Sql cartesian product (summing with group by)

1.3k Views Asked by At

I am trying to calculate the sum of volume for the last thirty days for a set of stocks on particular days in the table important_stock_dates. The table all_stock_dates contains the same stocks but with trading volume for all dates, not just the particular days.

Sample data

all_stock_dates

stockid, date, volume  
0231245, 20060314, 153  
0231245, 20060315, 154  
2135411, 20060314, 23  

important_stock_dates

stockid, date, thirtydaysprior  
0231245, 20060314, 20060130  
0231245, 20060315, 20060201  
2135411, 20060314, 20060130  

My code

create table sum_trading_volume as
select a.stockid, a.date, sum(b.volume) as thirty_day_volume
from important_stock_dates a, all_stock_dates b
where b.date<a.date AND b.date ge a.thirtydaysprior
group by a.stockid, a.date;

Desired outcome

A table with all the observations from important_stock_dates that also has the sum of the volume from the previous 30 days based on matching stockid and dates in all_stock_dates.

Problem

The problem I'm running into is that important_stock_dates has 15 million observations and all_stock_dates has 350 million. It uses up a few hundred gigabytes of swap file running this code (maxes out the hard drive) then aborts. I can't see how to optimize the code.
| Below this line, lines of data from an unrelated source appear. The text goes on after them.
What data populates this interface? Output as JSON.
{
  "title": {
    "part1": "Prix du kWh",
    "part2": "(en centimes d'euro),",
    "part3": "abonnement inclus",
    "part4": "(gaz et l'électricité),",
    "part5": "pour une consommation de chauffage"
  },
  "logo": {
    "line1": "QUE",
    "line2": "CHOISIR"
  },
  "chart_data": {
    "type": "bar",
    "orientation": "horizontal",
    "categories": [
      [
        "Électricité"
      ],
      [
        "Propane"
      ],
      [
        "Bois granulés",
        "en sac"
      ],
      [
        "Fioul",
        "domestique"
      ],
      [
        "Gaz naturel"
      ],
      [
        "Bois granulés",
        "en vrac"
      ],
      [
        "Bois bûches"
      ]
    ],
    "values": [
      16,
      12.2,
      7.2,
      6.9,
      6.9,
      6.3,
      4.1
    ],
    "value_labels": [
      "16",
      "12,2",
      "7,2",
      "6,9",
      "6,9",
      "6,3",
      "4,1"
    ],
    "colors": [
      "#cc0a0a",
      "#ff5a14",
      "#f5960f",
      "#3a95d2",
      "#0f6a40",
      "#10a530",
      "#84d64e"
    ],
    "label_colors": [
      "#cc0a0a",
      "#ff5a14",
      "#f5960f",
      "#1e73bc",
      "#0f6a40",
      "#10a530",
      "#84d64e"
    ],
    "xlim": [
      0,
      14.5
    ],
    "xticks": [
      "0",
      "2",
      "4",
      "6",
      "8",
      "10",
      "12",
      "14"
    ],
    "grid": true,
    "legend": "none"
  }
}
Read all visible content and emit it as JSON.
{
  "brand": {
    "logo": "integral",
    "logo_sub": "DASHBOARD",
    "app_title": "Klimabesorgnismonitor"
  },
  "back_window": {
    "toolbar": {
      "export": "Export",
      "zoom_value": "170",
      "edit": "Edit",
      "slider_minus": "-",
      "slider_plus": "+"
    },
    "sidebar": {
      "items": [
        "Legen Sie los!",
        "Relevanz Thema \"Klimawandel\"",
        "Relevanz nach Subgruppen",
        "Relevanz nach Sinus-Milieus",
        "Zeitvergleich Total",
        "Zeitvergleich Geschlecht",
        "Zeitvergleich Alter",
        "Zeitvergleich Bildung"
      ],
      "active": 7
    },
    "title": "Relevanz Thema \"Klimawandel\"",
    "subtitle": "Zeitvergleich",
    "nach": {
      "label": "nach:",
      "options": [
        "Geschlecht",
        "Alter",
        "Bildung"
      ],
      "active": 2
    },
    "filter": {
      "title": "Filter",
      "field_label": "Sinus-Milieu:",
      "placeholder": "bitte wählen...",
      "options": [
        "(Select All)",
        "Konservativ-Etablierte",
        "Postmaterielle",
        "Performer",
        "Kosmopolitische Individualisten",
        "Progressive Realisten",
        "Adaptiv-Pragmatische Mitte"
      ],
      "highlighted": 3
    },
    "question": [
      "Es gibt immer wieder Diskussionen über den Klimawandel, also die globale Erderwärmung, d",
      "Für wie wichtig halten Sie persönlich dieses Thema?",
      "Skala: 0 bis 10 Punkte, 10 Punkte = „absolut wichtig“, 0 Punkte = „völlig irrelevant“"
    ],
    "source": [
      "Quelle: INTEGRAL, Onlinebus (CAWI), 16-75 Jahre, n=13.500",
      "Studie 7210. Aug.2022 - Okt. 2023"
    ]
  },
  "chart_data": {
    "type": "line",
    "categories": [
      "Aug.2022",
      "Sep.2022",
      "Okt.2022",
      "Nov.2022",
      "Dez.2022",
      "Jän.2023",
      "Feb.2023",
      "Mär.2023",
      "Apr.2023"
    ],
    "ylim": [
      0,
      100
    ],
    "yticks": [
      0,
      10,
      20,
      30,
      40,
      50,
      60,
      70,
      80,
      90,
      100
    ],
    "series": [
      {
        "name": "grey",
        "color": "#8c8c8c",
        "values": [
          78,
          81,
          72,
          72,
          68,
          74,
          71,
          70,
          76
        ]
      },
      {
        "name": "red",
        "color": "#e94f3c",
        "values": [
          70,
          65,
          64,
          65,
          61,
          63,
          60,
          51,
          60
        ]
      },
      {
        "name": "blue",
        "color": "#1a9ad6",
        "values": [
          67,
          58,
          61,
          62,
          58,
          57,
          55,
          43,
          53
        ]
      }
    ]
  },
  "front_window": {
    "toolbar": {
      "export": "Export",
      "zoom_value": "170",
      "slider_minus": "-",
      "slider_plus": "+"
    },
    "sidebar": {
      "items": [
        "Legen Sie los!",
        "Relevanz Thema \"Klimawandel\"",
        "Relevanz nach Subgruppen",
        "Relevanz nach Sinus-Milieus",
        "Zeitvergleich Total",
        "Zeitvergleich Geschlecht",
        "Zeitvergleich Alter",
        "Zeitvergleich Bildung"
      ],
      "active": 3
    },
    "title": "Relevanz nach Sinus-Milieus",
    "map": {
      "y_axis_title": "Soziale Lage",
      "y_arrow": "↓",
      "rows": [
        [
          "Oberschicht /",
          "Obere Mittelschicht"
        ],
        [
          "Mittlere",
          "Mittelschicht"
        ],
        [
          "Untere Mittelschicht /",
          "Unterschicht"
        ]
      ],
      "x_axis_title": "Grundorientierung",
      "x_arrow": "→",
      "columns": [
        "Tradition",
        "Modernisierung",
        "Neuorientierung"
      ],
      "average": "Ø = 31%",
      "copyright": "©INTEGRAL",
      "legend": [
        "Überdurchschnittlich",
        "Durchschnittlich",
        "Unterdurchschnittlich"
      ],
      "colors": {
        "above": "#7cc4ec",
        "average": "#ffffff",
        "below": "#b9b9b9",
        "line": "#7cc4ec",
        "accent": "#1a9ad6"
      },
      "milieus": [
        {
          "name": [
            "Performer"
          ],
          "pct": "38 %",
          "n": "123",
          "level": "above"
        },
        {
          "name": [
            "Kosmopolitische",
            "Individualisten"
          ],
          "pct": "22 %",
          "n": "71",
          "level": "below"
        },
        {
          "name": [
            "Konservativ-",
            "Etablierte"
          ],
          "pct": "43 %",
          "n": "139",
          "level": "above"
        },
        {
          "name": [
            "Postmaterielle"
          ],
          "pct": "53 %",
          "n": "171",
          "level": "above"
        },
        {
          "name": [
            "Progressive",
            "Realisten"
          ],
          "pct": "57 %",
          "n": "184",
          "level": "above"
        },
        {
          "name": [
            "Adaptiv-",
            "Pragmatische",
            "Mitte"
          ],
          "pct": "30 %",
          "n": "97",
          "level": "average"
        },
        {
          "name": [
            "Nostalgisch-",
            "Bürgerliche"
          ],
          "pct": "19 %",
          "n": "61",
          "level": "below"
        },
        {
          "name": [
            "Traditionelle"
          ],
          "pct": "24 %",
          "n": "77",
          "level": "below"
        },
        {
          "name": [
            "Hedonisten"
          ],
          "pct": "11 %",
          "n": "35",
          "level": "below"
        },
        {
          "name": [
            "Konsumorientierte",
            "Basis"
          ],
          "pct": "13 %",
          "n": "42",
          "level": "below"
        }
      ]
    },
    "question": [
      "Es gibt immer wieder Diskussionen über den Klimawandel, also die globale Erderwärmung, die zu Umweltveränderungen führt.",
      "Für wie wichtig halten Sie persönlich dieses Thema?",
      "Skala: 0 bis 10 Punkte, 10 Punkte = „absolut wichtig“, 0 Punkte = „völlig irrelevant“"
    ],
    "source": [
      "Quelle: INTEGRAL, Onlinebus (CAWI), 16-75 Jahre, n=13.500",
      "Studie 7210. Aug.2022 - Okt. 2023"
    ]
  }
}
I couldn't find a similar problem on StackOverflow or Google.

1

There are 1 best solutions below

3
On BEST ANSWER

Presumably, the query that you want joins on stockid:

create table sum_trading_volume as
    select isd.stockid, isd.date, sum(asd.volume) as thirty_day_volume
    from important_stock_dates isd join
         all_stock_dates asd
         on isd.stockid = asd.stockid and
            asd.date < isd.date and asd.date >= isd.thirtydaysprior
    group by isd.stockid, isd.date;

If this worked, it will probably run to completion.